This is an extraordinary story, long overdue. And John Nichol is well quallfied to tell it, better than most.

I thought I knew the Tornado GR1 well, and the people who flew it. It was my working life for seven years and I knew many of those mentioned, and flew with quite a few. Yet John Nichol, whom I did not know, has peeled away thirty years of a fading memory, to get to the very heart of an astonishing story: delving with immense sensistivity into the hearts and minds of those who served and those who loved them. John has a gift for descriptive writing. And he does not spare us harrowing detail. He tells us how it was. He was there.

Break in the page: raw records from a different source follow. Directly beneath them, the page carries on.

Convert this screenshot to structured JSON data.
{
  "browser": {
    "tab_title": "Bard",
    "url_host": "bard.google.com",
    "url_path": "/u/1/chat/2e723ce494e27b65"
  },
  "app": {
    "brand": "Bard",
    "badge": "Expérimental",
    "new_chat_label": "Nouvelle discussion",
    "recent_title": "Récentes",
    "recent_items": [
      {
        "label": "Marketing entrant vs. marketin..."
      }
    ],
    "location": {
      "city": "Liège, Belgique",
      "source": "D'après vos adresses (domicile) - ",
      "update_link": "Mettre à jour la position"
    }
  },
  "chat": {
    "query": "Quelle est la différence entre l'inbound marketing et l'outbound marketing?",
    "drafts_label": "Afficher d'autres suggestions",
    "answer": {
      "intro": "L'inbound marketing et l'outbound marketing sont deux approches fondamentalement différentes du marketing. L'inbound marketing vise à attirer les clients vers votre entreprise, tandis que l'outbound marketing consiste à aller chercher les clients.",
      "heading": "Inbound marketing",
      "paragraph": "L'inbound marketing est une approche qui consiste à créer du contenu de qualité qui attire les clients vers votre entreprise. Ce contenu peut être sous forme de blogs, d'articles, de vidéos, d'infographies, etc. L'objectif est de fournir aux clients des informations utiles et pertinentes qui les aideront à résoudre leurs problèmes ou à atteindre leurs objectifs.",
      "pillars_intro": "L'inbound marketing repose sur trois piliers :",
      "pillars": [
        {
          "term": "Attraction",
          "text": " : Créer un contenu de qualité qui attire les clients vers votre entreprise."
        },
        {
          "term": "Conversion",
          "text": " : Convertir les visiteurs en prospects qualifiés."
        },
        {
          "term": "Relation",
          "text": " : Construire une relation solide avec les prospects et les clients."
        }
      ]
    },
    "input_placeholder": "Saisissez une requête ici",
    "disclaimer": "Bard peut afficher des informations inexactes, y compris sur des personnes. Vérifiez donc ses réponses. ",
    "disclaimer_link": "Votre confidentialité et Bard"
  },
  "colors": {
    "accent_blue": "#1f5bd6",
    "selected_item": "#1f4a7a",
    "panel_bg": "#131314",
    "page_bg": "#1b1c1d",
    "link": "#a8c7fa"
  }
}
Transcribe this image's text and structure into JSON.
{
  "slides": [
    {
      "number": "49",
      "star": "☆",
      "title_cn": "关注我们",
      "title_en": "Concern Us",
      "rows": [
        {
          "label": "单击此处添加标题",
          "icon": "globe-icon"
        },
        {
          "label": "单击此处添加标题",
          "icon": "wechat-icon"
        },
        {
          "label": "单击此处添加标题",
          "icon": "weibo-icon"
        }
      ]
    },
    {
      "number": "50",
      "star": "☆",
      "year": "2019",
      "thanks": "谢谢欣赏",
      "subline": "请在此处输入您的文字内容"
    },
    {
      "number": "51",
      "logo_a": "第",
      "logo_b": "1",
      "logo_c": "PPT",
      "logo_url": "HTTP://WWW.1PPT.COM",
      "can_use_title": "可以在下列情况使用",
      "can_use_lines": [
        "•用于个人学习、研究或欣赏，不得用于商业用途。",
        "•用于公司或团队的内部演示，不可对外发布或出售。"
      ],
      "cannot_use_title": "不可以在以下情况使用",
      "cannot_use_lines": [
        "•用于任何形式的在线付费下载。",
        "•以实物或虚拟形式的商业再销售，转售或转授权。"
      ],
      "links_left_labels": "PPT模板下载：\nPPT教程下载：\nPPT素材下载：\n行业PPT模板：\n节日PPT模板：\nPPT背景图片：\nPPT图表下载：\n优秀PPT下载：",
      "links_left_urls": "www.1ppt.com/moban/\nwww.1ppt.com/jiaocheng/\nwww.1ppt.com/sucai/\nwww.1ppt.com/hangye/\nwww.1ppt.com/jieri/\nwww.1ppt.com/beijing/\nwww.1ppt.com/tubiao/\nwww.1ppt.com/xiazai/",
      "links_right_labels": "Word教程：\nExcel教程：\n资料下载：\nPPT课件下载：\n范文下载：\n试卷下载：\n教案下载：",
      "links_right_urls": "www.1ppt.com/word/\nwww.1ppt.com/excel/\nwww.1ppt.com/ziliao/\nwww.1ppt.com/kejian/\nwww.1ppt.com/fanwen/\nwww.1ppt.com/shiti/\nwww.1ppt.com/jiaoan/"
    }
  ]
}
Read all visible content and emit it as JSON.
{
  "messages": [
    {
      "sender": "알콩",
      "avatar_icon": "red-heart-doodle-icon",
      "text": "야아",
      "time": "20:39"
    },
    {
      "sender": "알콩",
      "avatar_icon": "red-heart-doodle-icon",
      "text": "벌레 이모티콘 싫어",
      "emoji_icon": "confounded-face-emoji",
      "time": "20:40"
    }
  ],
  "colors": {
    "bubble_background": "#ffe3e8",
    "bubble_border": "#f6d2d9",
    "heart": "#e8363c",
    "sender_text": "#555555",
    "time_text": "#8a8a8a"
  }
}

For me this was an exceptionally tough read, an emotional roller-coaster, that I could not put down, desperate to know what happened even though, in broad terms, I already knew. But it must have been an awful lot tougher for the many contributors to recount their stories. To fly into hell and back, then do it again, and then again, with one or two less than before, is unimaginable. How they coped belies belief. Those captured found themselves in another hell of man's making. How the families came to terms with fear, with loss, and with not 'knowing' is particularly well told; they have my absolute admiration.

This is a worthy testament to an iconic aircraft, to the airmen and women who flew it and kept it in the air, and to the families on whom they relied.

Yes, it is an extraordinary story, and it is extraordinarily well told.

Wherever Rocky is now, I'm sure he would join me is saying 'Well done, John', on lots of counts.